The words leaked out of him like water bursting from a dam. But Eloise stopped him with a bashful "what?"

"Well, I mean, this is going to be embarrassing, but, well, I thought you might be here for, well I put up these fliers around the school, and um, well I wanted to improve my photography see, by taking pictures of people and I was looking for a model and, well, I saw you and I sort of thought you'd be interested and I'd hit the jackpot and stuff."

They were both very red now. Fred raised an eyebrow at George.

"Wow, really?" Eloise almost whispered.

"Yeah, well, I mean would you like to? It's just you've got the sort of face that's great for this sort of thing."

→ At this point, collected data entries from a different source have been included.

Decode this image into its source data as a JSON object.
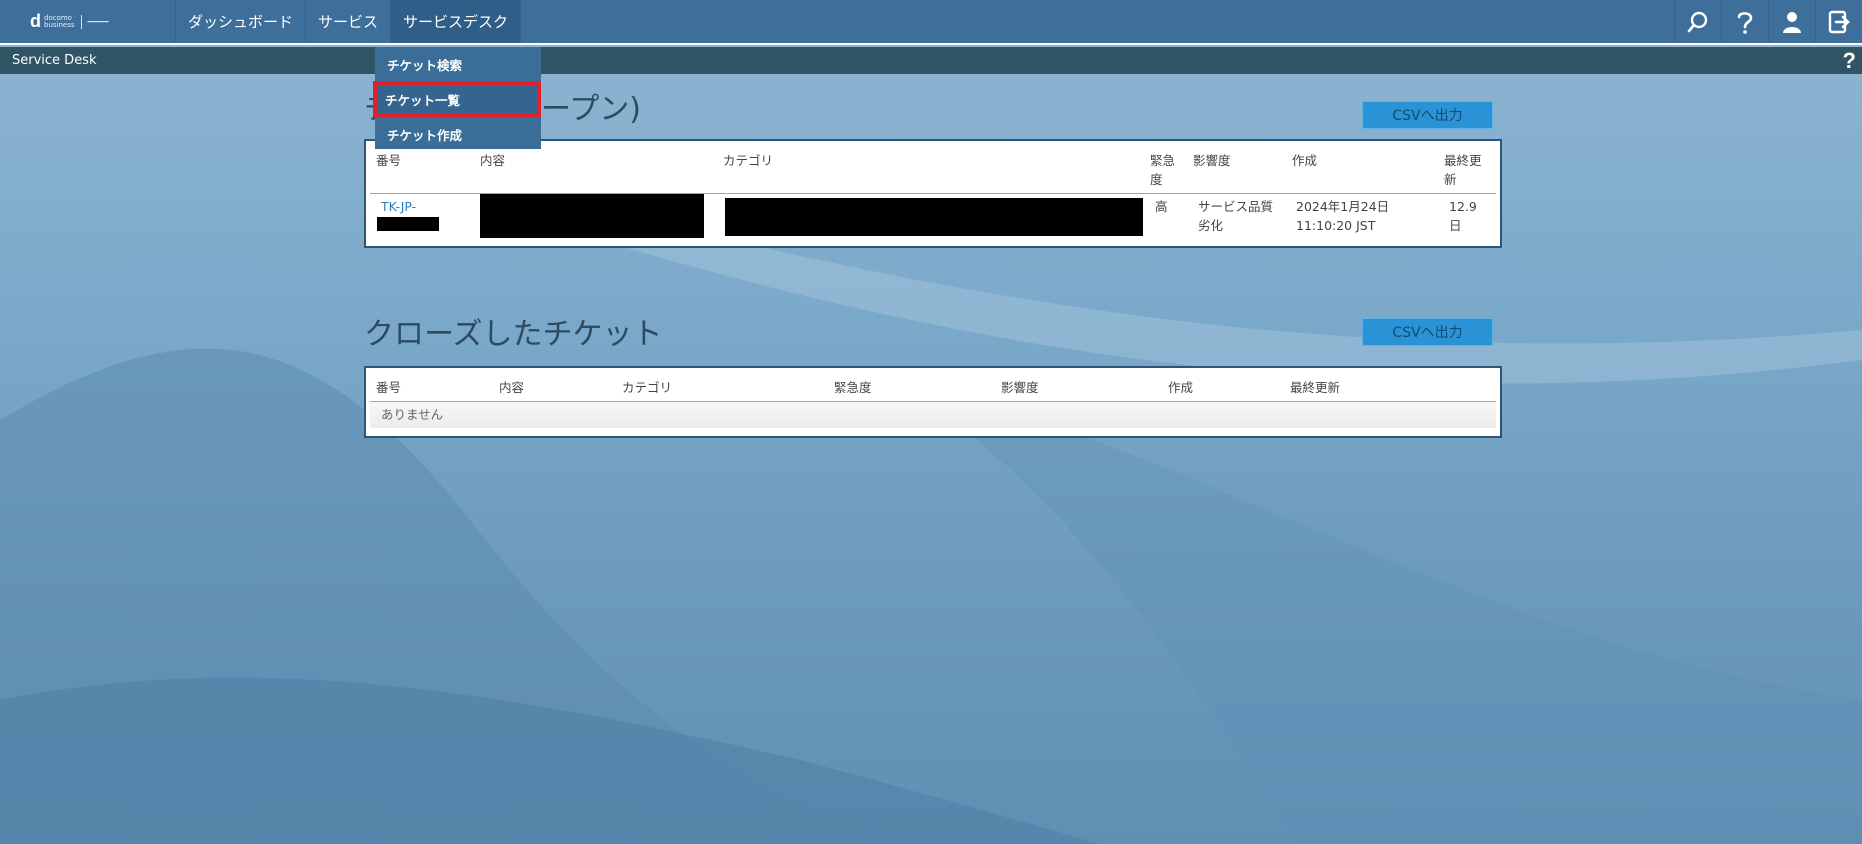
{
  "colors": {
    "topbar": "#3d6f9a",
    "subbar": "#2f5565",
    "accent": "#2a93d6",
    "highlight": "#e0202a"
  },
  "logo": {
    "mark": "d",
    "brand_line1": "docomo",
    "brand_line2": "business"
  },
  "nav": {
    "items": [
      {
        "label": "ダッシュボード"
      },
      {
        "label": "サービス"
      },
      {
        "label": "サービスデスク"
      }
    ],
    "icons": [
      "search-icon",
      "help-icon",
      "user-icon",
      "logout-icon"
    ]
  },
  "subbar": {
    "title": "Service Desk",
    "help": "?"
  },
  "dropdown": {
    "items": [
      {
        "label": "チケット検索"
      },
      {
        "label": "チケット一覧"
      },
      {
        "label": "チケット作成"
      }
    ]
  },
  "open_section": {
    "title_visible_part": "ープン)",
    "title_left_fragment": "チ",
    "csv_label": "CSVへ出力",
    "headers": [
      "番号",
      "内容",
      "カテゴリ",
      "緊急\n度",
      "影響度",
      "作成",
      "最終更\n新"
    ],
    "rows": [
      {
        "number_prefix": "TK-JP-",
        "urgency": "高",
        "impact": "サービス品質\n劣化",
        "created": "2024年1月24日\n11:10:20 JST",
        "updated": "12.9\n日"
      }
    ]
  },
  "closed_section": {
    "title": "クローズしたチケット",
    "csv_label": "CSVへ出力",
    "headers": [
      "番号",
      "内容",
      "カテゴリ",
      "緊急度",
      "影響度",
      "作成",
      "最終更新"
    ],
    "empty_text": "ありません"
  }
}
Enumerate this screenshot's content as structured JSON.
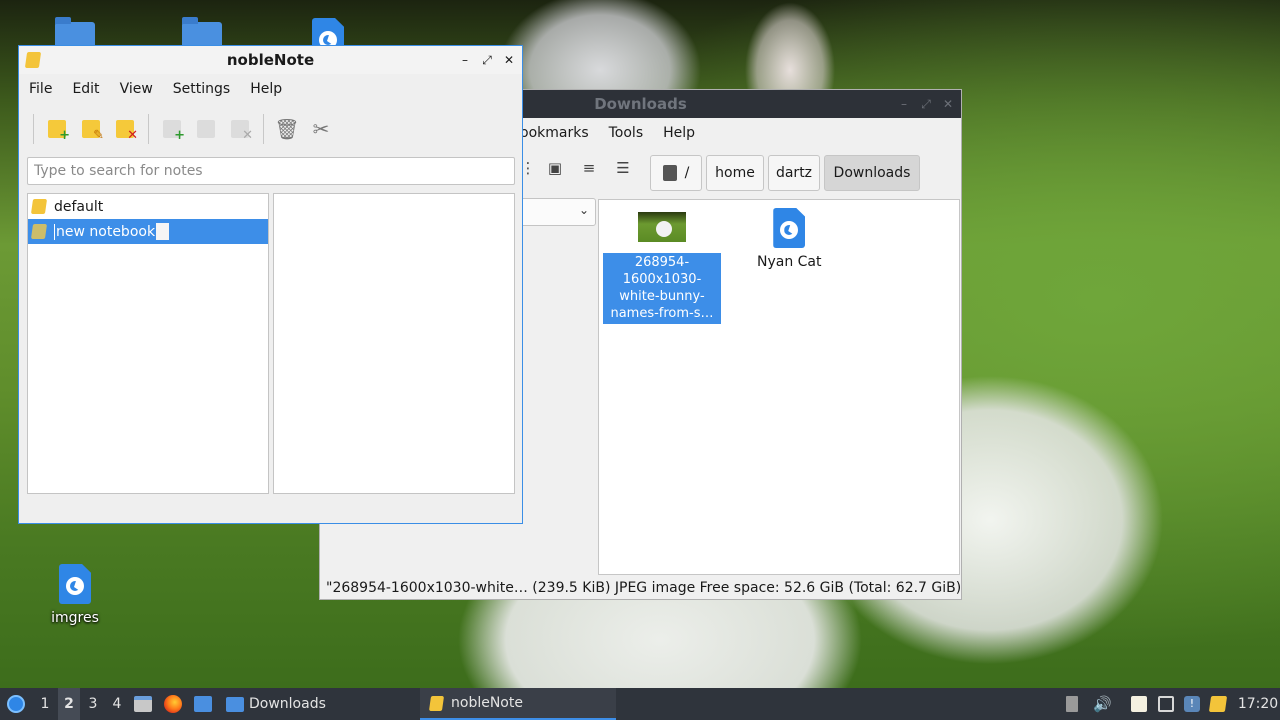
{
  "desktop": {
    "icons": [
      {
        "label": "",
        "type": "folder"
      },
      {
        "label": "",
        "type": "folder-web"
      },
      {
        "label": "",
        "type": "html"
      },
      {
        "label": "imgres",
        "type": "html"
      }
    ]
  },
  "downloads_window": {
    "title": "Downloads",
    "menu": [
      "ookmarks",
      "Tools",
      "Help"
    ],
    "path": [
      "/",
      "home",
      "dartz",
      "Downloads"
    ],
    "files": [
      {
        "name": "268954-1600x1030-white-bunny-names-from-s…",
        "selected": true
      },
      {
        "name": "Nyan Cat",
        "selected": false
      }
    ],
    "status": "\"268954-1600x1030-white… (239.5 KiB) JPEG image    Free space: 52.6 GiB (Total: 62.7 GiB)"
  },
  "noble_window": {
    "title": "nobleNote",
    "menu": [
      "File",
      "Edit",
      "View",
      "Settings",
      "Help"
    ],
    "search_placeholder": "Type to search for notes",
    "notebooks": [
      {
        "label": "default",
        "selected": false
      },
      {
        "label": "new notebook",
        "selected": true,
        "editing": true
      }
    ]
  },
  "taskbar": {
    "workspaces": [
      "1",
      "2",
      "3",
      "4"
    ],
    "active_workspace": "2",
    "tasks": [
      {
        "label": "Downloads",
        "active": false
      },
      {
        "label": "nobleNote",
        "active": true
      }
    ],
    "clock": "17:20"
  },
  "colors": {
    "accent": "#3d8ee8",
    "titlebar_dark": "#2d3138",
    "taskbar": "#2f343c",
    "note_yellow": "#f3c43a"
  }
}
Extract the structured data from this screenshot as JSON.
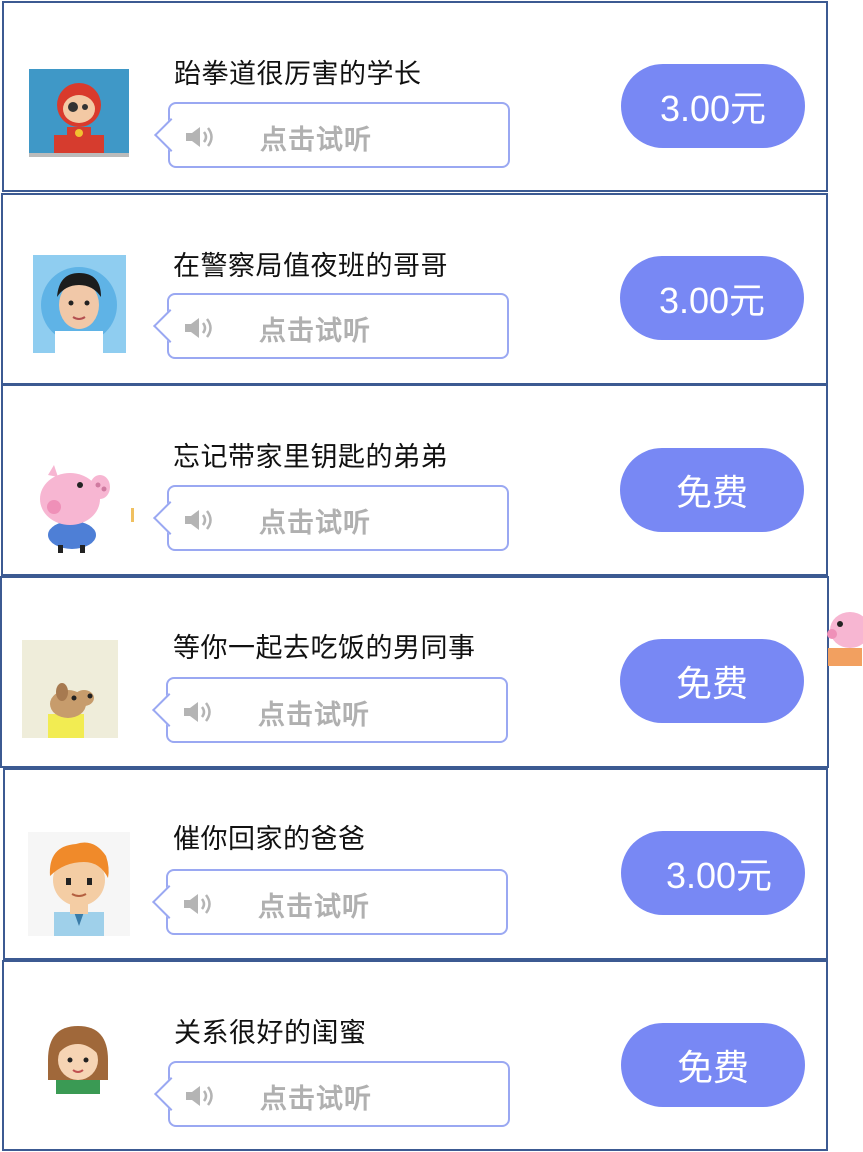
{
  "voices": [
    {
      "name": "跆拳道很厉害的学长",
      "listen_label": "点击试听",
      "price": "3.00元",
      "avatar_icon": "taekwondo-boy-avatar-icon"
    },
    {
      "name": "在警察局值夜班的哥哥",
      "listen_label": "点击试听",
      "price": "3.00元",
      "avatar_icon": "police-brother-avatar-icon"
    },
    {
      "name": "忘记带家里钥匙的弟弟",
      "listen_label": "点击试听",
      "price": "免费",
      "avatar_icon": "pink-pig-avatar-icon"
    },
    {
      "name": "等你一起去吃饭的男同事",
      "listen_label": "点击试听",
      "price": "免费",
      "avatar_icon": "cartoon-dog-avatar-icon"
    },
    {
      "name": "催你回家的爸爸",
      "listen_label": "点击试听",
      "price": "3.00元",
      "avatar_icon": "orange-hair-dad-avatar-icon"
    },
    {
      "name": "关系很好的闺蜜",
      "listen_label": "点击试听",
      "price": "免费",
      "avatar_icon": "girl-bestie-avatar-icon"
    }
  ],
  "colors": {
    "price_button": "#7888f4",
    "card_border": "#3c5a92",
    "bubble_border": "#9aa8f2",
    "listen_text": "#b0b0b0"
  }
}
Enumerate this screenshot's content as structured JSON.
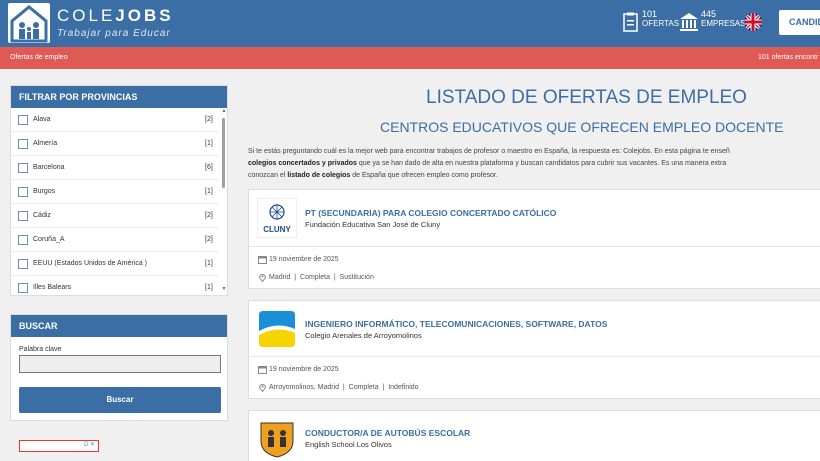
{
  "header": {
    "logo_text_light": "COLE",
    "logo_text_bold": "JOBS",
    "tagline": "Trabajar para Educar",
    "stats": [
      {
        "icon": "offers-icon",
        "number": "101",
        "label": "OFERTAS"
      },
      {
        "icon": "companies-icon",
        "number": "445",
        "label": "EMPRESAS"
      }
    ],
    "language_icon": "uk-flag-icon",
    "candidate_button": "CANDID"
  },
  "breadcrumb": {
    "left": "Ofertas de empleo",
    "right": "101 ofertas encontr"
  },
  "filter": {
    "title": "FILTRAR POR PROVINCIAS",
    "provinces": [
      {
        "name": "Alava",
        "count": "[2]"
      },
      {
        "name": "Almería",
        "count": "[1]"
      },
      {
        "name": "Barcelona",
        "count": "[6]"
      },
      {
        "name": "Burgos",
        "count": "[1]"
      },
      {
        "name": "Cádiz",
        "count": "[2]"
      },
      {
        "name": "Coruña_A",
        "count": "[2]"
      },
      {
        "name": "EEUU (Estados Unidos de América )",
        "count": "[1]"
      },
      {
        "name": "Illes Balears",
        "count": "[1]"
      }
    ]
  },
  "search": {
    "title": "BUSCAR",
    "keyword_label": "Palabra clave",
    "keyword_value": "",
    "button": "Buscar"
  },
  "ad": {
    "badge": "D ✕"
  },
  "main": {
    "title": "LISTADO DE OFERTAS DE EMPLEO",
    "subtitle": "CENTROS EDUCATIVOS QUE OFRECEN EMPLEO DOCENTE",
    "intro_1": "Si te estás preguntando cuál es la mejor web para encontrar trabajos de profesor o maestro en España, la respuesta es: Colejobs. En esta página te enseñ",
    "intro_2_bold": "colegios concertados y privados",
    "intro_2_rest": " que ya se han dado de alta en nuestra plataforma y buscan candidatos para cubrir sus vacantes. Es una manera extra",
    "intro_3_pre": "conozcan el ",
    "intro_3_bold": "listado de colegios",
    "intro_3_rest": " de España que ofrecen empleo como profesor."
  },
  "jobs": [
    {
      "title": "PT (SECUNDARIA) PARA COLEGIO CONCERTADO CATÓLICO",
      "company": "Fundación Educativa San José de Cluny",
      "logo_text": "CLUNY",
      "date": "19 noviembre de 2025",
      "location": "Madrid",
      "schedule": "Completa",
      "type": "Sustitución"
    },
    {
      "title": "INGENIERO INFORMÁTICO, TELECOMUNICACIONES, SOFTWARE, DATOS",
      "company": "Colegio Arenales de Arroyomolinos",
      "date": "19 noviembre de 2025",
      "location": "Arroyomolinos, Madrid",
      "schedule": "Completa",
      "type": "Indefinido"
    },
    {
      "title": "CONDUCTOR/A DE AUTOBÚS ESCOLAR",
      "company": "English School Los Olivos"
    }
  ],
  "colors": {
    "primary": "#3a6ea5",
    "accent_red": "#e05a55",
    "arenales_blue": "#1a8fd8",
    "arenales_yellow": "#f5d400",
    "olivos_orange": "#f0a020"
  }
}
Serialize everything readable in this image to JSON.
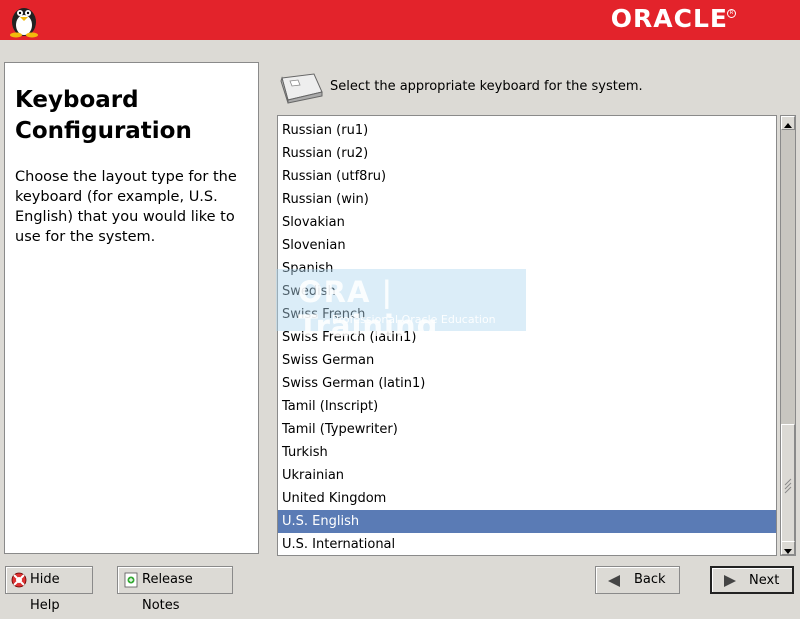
{
  "header": {
    "brand": "ORACLE",
    "brand_color": "#e3232b"
  },
  "help_panel": {
    "title": "Keyboard Configuration",
    "body": "Choose the layout type for the keyboard (for example, U.S. English) that you would like to use for the system."
  },
  "main": {
    "prompt": "Select the appropriate keyboard for the system.",
    "icon": "keyboard-icon",
    "layouts": [
      "Russian (ru1)",
      "Russian (ru2)",
      "Russian (utf8ru)",
      "Russian (win)",
      "Slovakian",
      "Slovenian",
      "Spanish",
      "Swedish",
      "Swiss French",
      "Swiss French (latin1)",
      "Swiss German",
      "Swiss German (latin1)",
      "Tamil (Inscript)",
      "Tamil (Typewriter)",
      "Turkish",
      "Ukrainian",
      "United Kingdom",
      "U.S. English",
      "U.S. International"
    ],
    "selected": "U.S. English",
    "selection_color": "#5a7bb5"
  },
  "watermark": {
    "big": "ORA | Training",
    "small": "Professional Oracle Education"
  },
  "footer": {
    "hide_help": "Hide Help",
    "release_notes": "Release Notes",
    "back": "Back",
    "next": "Next"
  }
}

"No I don't. I've got all these spots and"

"No, you have a great face, it's very photogenic I can tell, and the spots don't matter at all. I've got some filters that mean you can barely see them at all, or we can leave them in, it's all good." He inhaled. "Do you know must about photography?"

"Just a bit" squeaked Eloise "my mum worked on muggle nature documentaries and she always had sort of a hobby for it…"

George raised an eyebrow back at Fred.

"Right, well we'd better get going, hadn't we George."

"We sure had" agreed George, getting up to leave before any more camera jargon was spoken, but he left an extendible ear under the table just to hear how they got on.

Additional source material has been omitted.